Design and Implement an Azure Storage Strategy

3/11/2015

Contents

Objective 4.1: Implement Azure Storage blobs and Azure files
Objective 4.2: Implement Azure Storage tables
Objective 4.3: Implement Azure storage queues
Objective 4.4: Manage access
Objective 4.5: Monitor storage
Objective 4.6: Implement SQL databases
Answers

Objective 4.2: Implement Azure Storage tables

Azure Storage is a non-relational (NoSQL) entity storage service on Microsoft Azure. When you create a storage account, it includes the Table service alongside the Blob and Queue services. Table services can be accessed through a URL format. It looks like this:

http://<storage account name>.table.core.windows.net/<table name>.

There are many forms of NoSQL databases:

Key-value stores that organize data with a unique key per record and often allow for jagged entries where each row might not have a complete set of values.
Document databases that are similar to key-value stores with semi-structured, easy-to-query documents.
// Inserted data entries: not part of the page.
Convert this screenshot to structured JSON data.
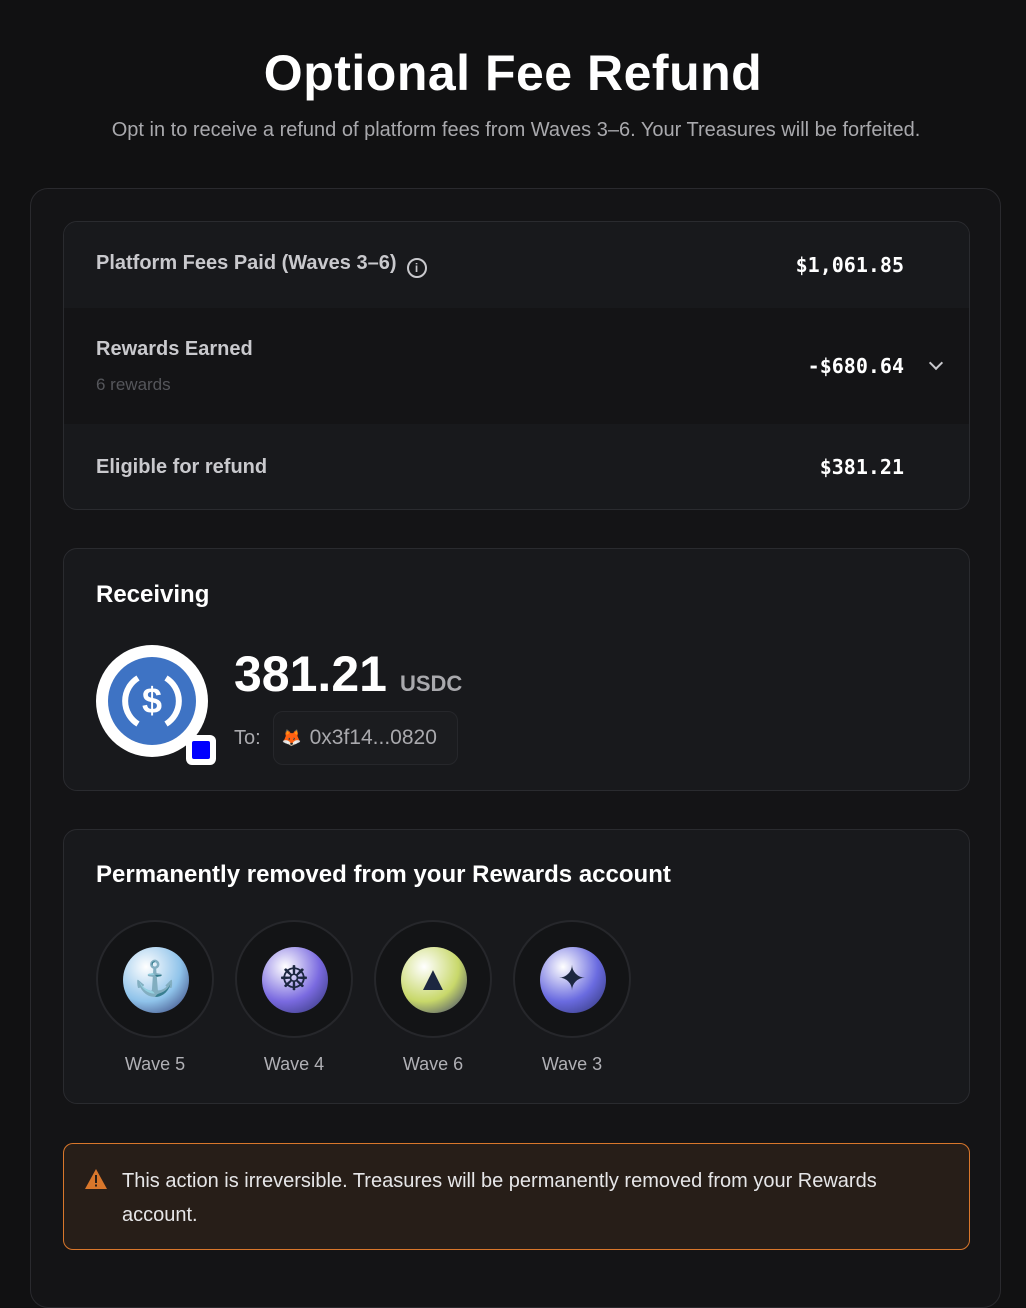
{
  "header": {
    "title": "Optional Fee Refund",
    "subtitle": "Opt in to receive a refund of platform fees from Waves 3–6. Your Treasures will be forfeited."
  },
  "summary": {
    "fees": {
      "label": "Platform Fees Paid (Waves 3–6)",
      "value": "$1,061.85",
      "icon": "info-icon"
    },
    "rewards": {
      "label": "Rewards Earned",
      "sub": "6 rewards",
      "value": "-$680.64",
      "icon": "chevron-down-icon"
    },
    "eligible": {
      "label": "Eligible for refund",
      "value": "$381.21"
    }
  },
  "receiving": {
    "heading": "Receiving",
    "amount": "381.21",
    "unit": "USDC",
    "to_label": "To:",
    "address": "0x3f14...0820",
    "token_color": "#3e73c4",
    "chain_color": "#0000ff"
  },
  "removed": {
    "heading": "Permanently removed from your Rewards account",
    "items": [
      {
        "label": "Wave 5",
        "icon": "anchor",
        "color": "#8fc3ea"
      },
      {
        "label": "Wave 4",
        "icon": "ship-wheel",
        "color": "#7a6ae0"
      },
      {
        "label": "Wave 6",
        "icon": "lighthouse",
        "color": "#c8d86a"
      },
      {
        "label": "Wave 3",
        "icon": "compass",
        "color": "#6a6be0"
      }
    ]
  },
  "warning": {
    "text": "This action is irreversible. Treasures will be permanently removed from your Rewards account.",
    "color": "#d9772b"
  }
}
Usually, information is stored in JavaScript Object Notation (JSON) format.
Columnar stores that are used to organize large amounts of distributed information.
Graph databases that do not use columns and rows; instead, they use a graph model for storage and query, usually for large amounts of highly distributed data.

Table storage is a key-value store that uses a partition key to help with scale out distribution of data and a row key for unique access to a particular entry. Together, these keys are used to uniquely identify a record in the account.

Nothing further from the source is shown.